ゆっくり食事したら、発表時間が近づきました。お寺の広い部屋に座って、ピッチ資料を映すプロジェクターに目を向けました。

たった3分のピッチで、「これだけの時間でうまく伝えられるかな」と参加者が緊張していました。

今回のアイディアソンの特徴としては、現地だけではなく、参加者の都合でオンラインや動画のピッチもありました!しかも、動画ピッチしてきた人のアイディアが最終的に選ばれました!

多数のアイディアの中から、本番イベントで実装されるのはたった7つです。
それぞれのアイディアを提案した学生が他の参加者にアピールして、チームを作ってきました。
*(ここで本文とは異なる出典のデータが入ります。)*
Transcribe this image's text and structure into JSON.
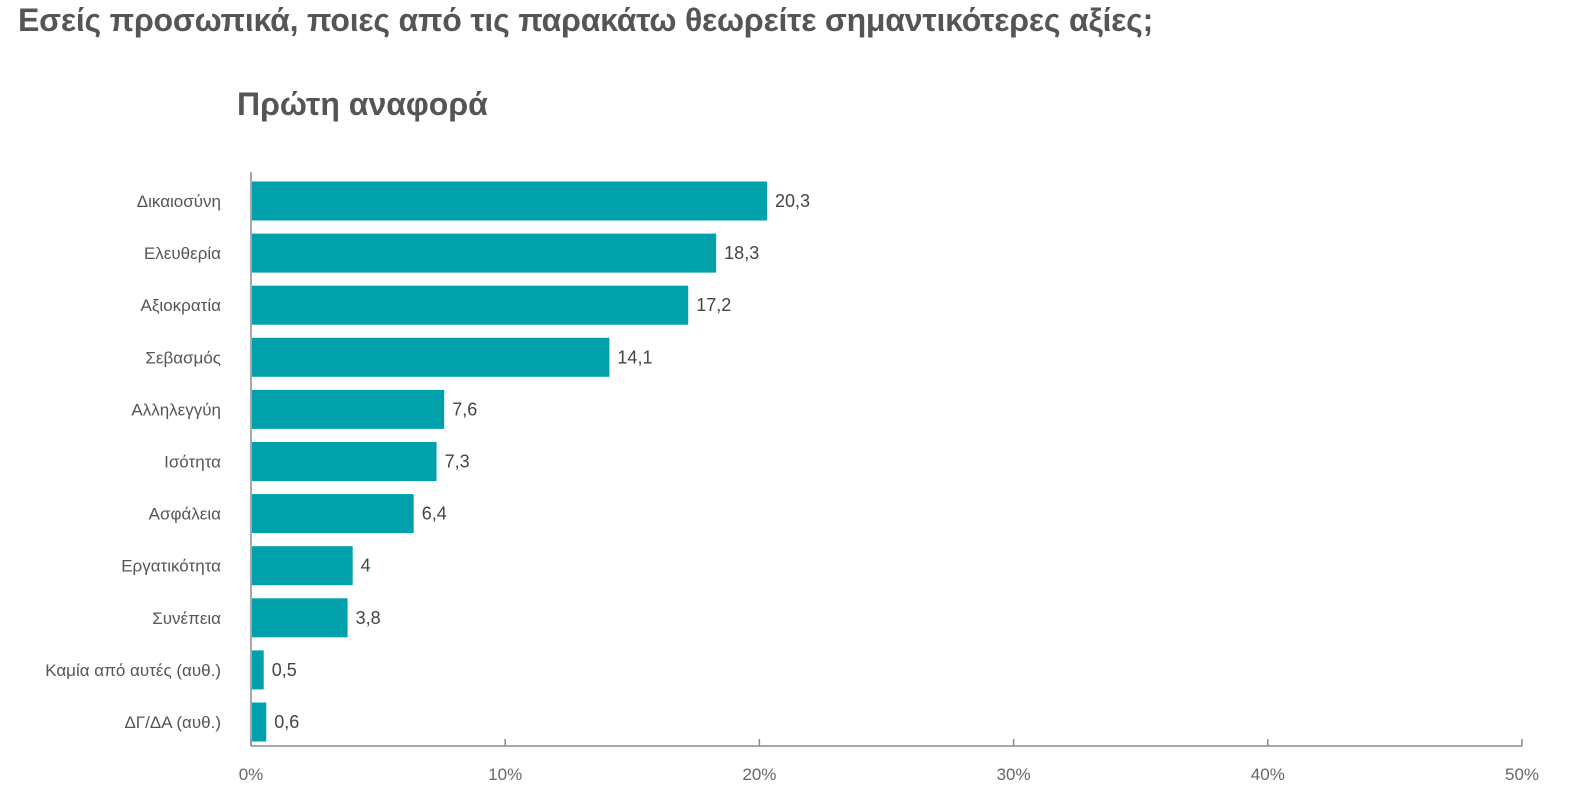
{
  "page": {
    "title": "Εσείς προσωπικά, ποιες από τις παρακάτω θεωρείτε σημαντικότερες αξίες;"
  },
  "colors": {
    "bar": "#00A1AB",
    "axis": "#8a8a8a",
    "text": "#555555"
  },
  "chart_data": {
    "type": "bar",
    "orientation": "horizontal",
    "title": "Πρώτη αναφορά",
    "categories": [
      "Δικαιοσύνη",
      "Ελευθερία",
      "Αξιοκρατία",
      "Σεβασμός",
      "Αλληλεγγύη",
      "Ισότητα",
      "Ασφάλεια",
      "Εργατικότητα",
      "Συνέπεια",
      "Καμία από αυτές (αυθ.)",
      "ΔΓ/ΔΑ (αυθ.)"
    ],
    "values": [
      20.3,
      18.3,
      17.2,
      14.1,
      7.6,
      7.3,
      6.4,
      4,
      3.8,
      0.5,
      0.6
    ],
    "value_labels": [
      "20,3",
      "18,3",
      "17,2",
      "14,1",
      "7,6",
      "7,3",
      "6,4",
      "4",
      "3,8",
      "0,5",
      "0,6"
    ],
    "xlim": [
      0,
      50
    ],
    "x_ticks": [
      0,
      10,
      20,
      30,
      40,
      50
    ],
    "x_tick_labels": [
      "0%",
      "10%",
      "20%",
      "30%",
      "40%",
      "50%"
    ],
    "grid": false,
    "legend": "none"
  }
}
これからのそれぞれのチームでアイディアのさらなるブラッシュアップとハッカソンに向けたサービス設計やノーコード学習をしていきます。

本番イベントの予告

今春のテラッカソンの本番イベントが7月2-3日に開催されます。アイディアソンで集まった7つのチームが実際にプロダクトを作ってみます。

2日間はノーコード実装がほとんどですが、精進料理や瞑想といった体験も間に入っています。

LikePayは今回、今までで最多人数でサポートを行います。
今回は社員4名でしっかりメンタリングしてあげたいと思います。

P.S. 気分転換となる面白い起業家向けゲームを考えたので、イベント運営のみなさんにオススメしたい!